Episode for August 16th, 2023 Download

The launch and deployment of the James Webb Space Telescope in July 2022, marked the beginning of a new era in exoplanet science. Never before had humanity launched a more powerful and technologically advanced instrument into orbit that had the capabilities that JWST does.

It was designed to satisfy many science requirements, among them: to measure the properties of exoplanet atmospheres and even resolve their planetary disks. As you can imagine, imaging exoplanets directly is not easy. JWST does it by masking out the bright light of the host star using a one-of-a-kind coronagraph.
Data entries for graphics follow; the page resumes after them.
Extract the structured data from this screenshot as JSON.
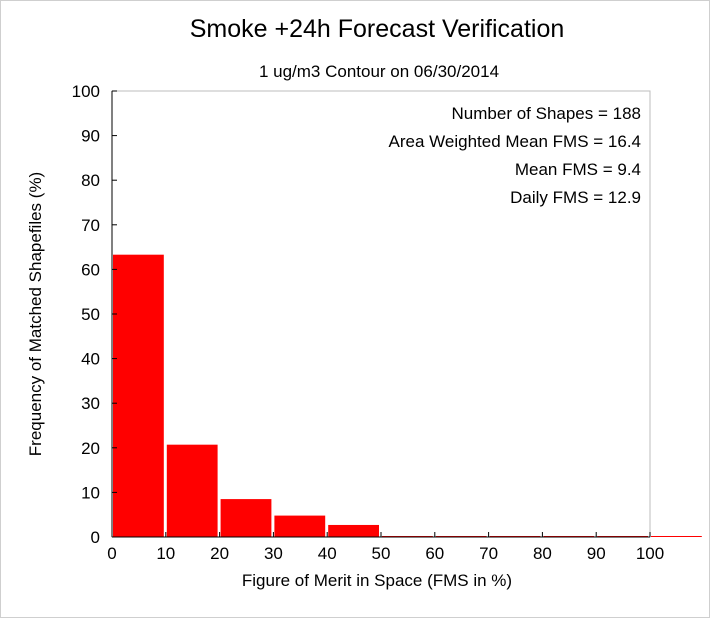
{
  "chart_data": {
    "type": "bar",
    "title": "Smoke +24h Forecast Verification",
    "subtitle": "1 ug/m3 Contour on 06/30/2014",
    "xlabel": "Figure of Merit in Space (FMS in %)",
    "ylabel": "Frequency of Matched Shapefiles (%)",
    "xlim": [
      0,
      100
    ],
    "ylim": [
      0,
      100
    ],
    "xticks": [
      0,
      10,
      20,
      30,
      40,
      50,
      60,
      70,
      80,
      90,
      100
    ],
    "yticks": [
      0,
      10,
      20,
      30,
      40,
      50,
      60,
      70,
      80,
      90,
      100
    ],
    "bin_width": 10,
    "bins": [
      {
        "start": 0,
        "end": 10,
        "value": 63.3
      },
      {
        "start": 10,
        "end": 20,
        "value": 20.7
      },
      {
        "start": 20,
        "end": 30,
        "value": 8.5
      },
      {
        "start": 30,
        "end": 40,
        "value": 4.8
      },
      {
        "start": 40,
        "end": 50,
        "value": 2.7
      },
      {
        "start": 50,
        "end": 60,
        "value": 0
      },
      {
        "start": 60,
        "end": 70,
        "value": 0
      },
      {
        "start": 70,
        "end": 80,
        "value": 0
      },
      {
        "start": 80,
        "end": 90,
        "value": 0
      },
      {
        "start": 90,
        "end": 100,
        "value": 0
      },
      {
        "start": 100,
        "end": 110,
        "value": 0
      }
    ],
    "bar_color": "#ff0000",
    "grid": false,
    "annotations": [
      "Number of Shapes = 188",
      "Area Weighted Mean FMS = 16.4",
      "Mean FMS = 9.4",
      "Daily FMS = 12.9"
    ]
  }
}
Coronagraphs are easy to visualize, they are just masks that block light from some part of the camera sensor. Some solar telescopes for example use a little metal disk to block out the sun, but in true JWST style, the coronagraphs on Webb take things beyond.

JWST has 248,000 microshutters that can open and close individually and when used in unison, create a mask that can cover the disk of a star. There are five masks on the infrared camera and four on the infrared spectrograph. When the light from the bright host star is blocked by these masks, the reflected light from the planet can be seen.

So, how well does it work? Has JWST imaged a planet yet? Yep. Sure has. Just a few months after deployment, astronomers have used NASA’s James Webb Space Telescope to take a direct image of a planet outside our solar system. The exoplanet is a gas giant, meaning it has no rocky surface and could not be habitable.

This was a transformative moment, not only for Webb but also for exoplanet astronomy generally.

The exoplanet in Webb’s image, called HIP 65426 b, is about six to 12 times the mass of Jupiter, and these observations could help narrow that down even further. It is young as planets go — about 15 to 20 million years old, compared to our 4.5-billion-year-old Earth.

Since HIP 65426 b is about 100 times farther from its host star than Earth is from the Sun, it is sufficiently distant that Webb can easily separate the planet from the star in the image.

Taking direct images of exoplanets is challenging because stars are so much brighter than planets. The HIP 65426 b planet is more than 10,000 times fainter than its host star in the near-infrared, and a few thousand times fainter than that in the mid-infrared. Obtaining this image is like digging for space treasure and finding it.

And the Webb Space Telescope managed to do it, just as designed.

What’s most exciting is that we’ve only just begun. There are many more images of exoplanets to come that will shape our overall understanding of their physics, chemistry, and planet formation. We may even discover previously unknown planets.